Jaman sekarang orang

Pendidikan umum dilaksanakan dalam lingkungan keluarga, sekolah, dan masyarakat. Dengan demikian, keluarga merupakan salah satu lembaga yang mengemban tugas dan tanggung jawab dalam pencapaian tujuan pendidikan umum. Tujuan esensial pendidikan umum adalah mengupayakan subyek didik menjadi yang utuh. Untuk mencapai tujuan ini, tugas dan tanggung jawab keluarga (orang tua) adalah menciptakan situasi dan kondisi yang memuat iklim yang dapat dihayati anak-anak untuk memperdayakan dan memperluas makna-makna esensial.

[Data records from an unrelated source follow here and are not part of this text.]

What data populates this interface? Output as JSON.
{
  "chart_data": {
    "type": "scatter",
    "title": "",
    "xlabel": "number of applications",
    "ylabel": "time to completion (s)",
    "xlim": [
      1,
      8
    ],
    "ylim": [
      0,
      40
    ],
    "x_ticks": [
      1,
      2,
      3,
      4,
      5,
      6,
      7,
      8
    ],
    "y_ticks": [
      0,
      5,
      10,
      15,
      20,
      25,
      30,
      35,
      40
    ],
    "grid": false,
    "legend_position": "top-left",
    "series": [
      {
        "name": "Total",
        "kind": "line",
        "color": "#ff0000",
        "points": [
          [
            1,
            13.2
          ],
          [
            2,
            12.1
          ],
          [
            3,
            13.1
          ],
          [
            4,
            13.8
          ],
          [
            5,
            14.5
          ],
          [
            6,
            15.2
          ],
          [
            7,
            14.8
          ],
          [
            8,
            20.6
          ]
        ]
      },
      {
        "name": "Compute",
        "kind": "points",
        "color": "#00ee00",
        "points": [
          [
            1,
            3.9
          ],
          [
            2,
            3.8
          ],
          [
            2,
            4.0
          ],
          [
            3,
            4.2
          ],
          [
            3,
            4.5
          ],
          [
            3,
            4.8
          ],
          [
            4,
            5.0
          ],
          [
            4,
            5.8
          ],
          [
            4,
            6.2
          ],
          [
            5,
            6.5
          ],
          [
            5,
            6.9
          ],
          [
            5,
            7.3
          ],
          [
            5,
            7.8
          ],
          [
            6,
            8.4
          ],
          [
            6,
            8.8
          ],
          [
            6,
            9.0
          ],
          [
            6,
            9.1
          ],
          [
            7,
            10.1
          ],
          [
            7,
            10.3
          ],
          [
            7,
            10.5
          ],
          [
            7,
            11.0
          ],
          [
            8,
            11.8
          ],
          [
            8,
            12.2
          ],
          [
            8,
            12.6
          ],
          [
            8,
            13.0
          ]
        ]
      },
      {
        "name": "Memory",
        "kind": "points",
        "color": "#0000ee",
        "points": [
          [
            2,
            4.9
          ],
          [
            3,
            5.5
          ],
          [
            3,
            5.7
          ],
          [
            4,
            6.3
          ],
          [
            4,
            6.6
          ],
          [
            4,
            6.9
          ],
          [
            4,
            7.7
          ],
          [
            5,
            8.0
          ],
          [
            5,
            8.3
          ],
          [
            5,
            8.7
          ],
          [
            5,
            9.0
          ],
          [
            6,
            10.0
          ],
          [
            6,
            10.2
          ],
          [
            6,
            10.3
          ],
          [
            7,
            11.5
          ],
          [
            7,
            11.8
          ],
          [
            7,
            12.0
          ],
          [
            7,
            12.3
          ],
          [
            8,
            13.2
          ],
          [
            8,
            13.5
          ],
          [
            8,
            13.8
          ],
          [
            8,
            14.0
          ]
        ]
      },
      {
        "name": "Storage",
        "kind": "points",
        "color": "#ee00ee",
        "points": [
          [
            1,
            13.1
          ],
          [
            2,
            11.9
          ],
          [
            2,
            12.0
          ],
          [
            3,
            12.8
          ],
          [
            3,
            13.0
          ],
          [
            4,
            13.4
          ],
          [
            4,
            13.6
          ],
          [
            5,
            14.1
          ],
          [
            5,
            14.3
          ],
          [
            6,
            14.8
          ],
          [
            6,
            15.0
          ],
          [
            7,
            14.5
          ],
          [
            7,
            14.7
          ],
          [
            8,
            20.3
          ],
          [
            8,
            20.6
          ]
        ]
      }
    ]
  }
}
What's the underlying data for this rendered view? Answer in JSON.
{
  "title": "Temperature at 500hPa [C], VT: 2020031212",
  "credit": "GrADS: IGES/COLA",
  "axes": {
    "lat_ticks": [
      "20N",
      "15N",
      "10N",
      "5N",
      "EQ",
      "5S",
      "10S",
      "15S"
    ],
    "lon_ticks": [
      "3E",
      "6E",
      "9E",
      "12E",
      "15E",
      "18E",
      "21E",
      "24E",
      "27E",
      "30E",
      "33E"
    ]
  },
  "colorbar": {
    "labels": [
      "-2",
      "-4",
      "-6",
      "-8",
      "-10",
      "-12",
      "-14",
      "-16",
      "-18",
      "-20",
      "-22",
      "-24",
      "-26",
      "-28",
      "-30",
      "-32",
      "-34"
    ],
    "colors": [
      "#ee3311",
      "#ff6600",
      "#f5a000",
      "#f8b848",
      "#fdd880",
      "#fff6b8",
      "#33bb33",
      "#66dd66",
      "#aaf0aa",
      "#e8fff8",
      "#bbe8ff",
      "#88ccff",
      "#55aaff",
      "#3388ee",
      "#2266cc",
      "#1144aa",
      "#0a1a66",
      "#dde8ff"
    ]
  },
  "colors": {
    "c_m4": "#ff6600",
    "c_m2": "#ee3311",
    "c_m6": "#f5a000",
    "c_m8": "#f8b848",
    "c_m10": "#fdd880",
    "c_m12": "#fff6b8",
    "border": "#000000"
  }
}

Dalam Islam, eksistensi anak adalah adanya dua hubungan yaitu dengan Allah SWT sebagai penciptanya, dan hubungan horizontal dengan orang tua dan masyarakat yang bertanggung jawab untuk mendidiknya agar menjadi manusia yang taat beragama. Walaupun fitrah kejadian anak itu suci, akan tetapi mempunyai dwi potensi, bisa menjadi baik melalui pendidikan yang benar dan bisa menjadi buruk asuhan, tidak berpendidikan dan tanpa norma-norma agama Islam.  Pada masa anak-anak dapat dikatakan bahwa pembinaan mental anak hampir dimonopoli orang tua, terutama ibu, karena pada umur tersebut anak lebih banyak berada dalam lingkungan keluarga dengan ibu bapaknya. Sedangkan anak pada usia tersebut belum mampu berfikir logis. Ia menyerap nilai-nilai dan unsur-unsur bagi perkembangan pribadinya, karena itu pembinaan mental keagamaan, contoh dan kebiasaan hidup yang sesuai dengan nilai-nilai agama dari orang tua sangat penting untuk diketahui anak.
Di dalam Al-Qur’an juga terdapat banyak ajaran yang berisi prinsip- prinsip yang berkenaan dengan kegiatan atau usaha pendidikan. Sebagai contoh dapat dibaca kisah Luqman mengajari anaknya dalam surat Luqmān ayat 12 sampai ayat 19.  Namun pada ayat 17 menceritakan Luqman mewasiatkan kepada anaknya untuk mendirikan salat dengan sebaik-baiknya, berusaha mengajak manusia mengerjakan perbuatan-perbuatan baik yang diridai Allah dan berusaha agar manusia tidak mengerjakan perbuatan-perbuatan dosa (amar ma‘ruf nahi munkar), dan selalu bersabar terhadap segala macam cobaan yang menimpa.  Ayat lain menceritakan tujuan hidup tentang nilai suatu kegiatan dan amal saleh. Itu berarti bahwa kegiatan pendidikan harus mendukung tujuan hidup tersebut. Oleh karena itu pendidikan Islam harus menggunakan Al-Qur’an sebagai sumber utama dalam merumuskan berbagai teori tentang pendidikan Islam. Dengan kata lain, pendidikan Islam harus berlandaskan ayat- ayat Al-Qur’an yang penafsirannya dapat dilakukan berdasarkan ijtihad disesuaikan dengan perubahan dan pembaharuan.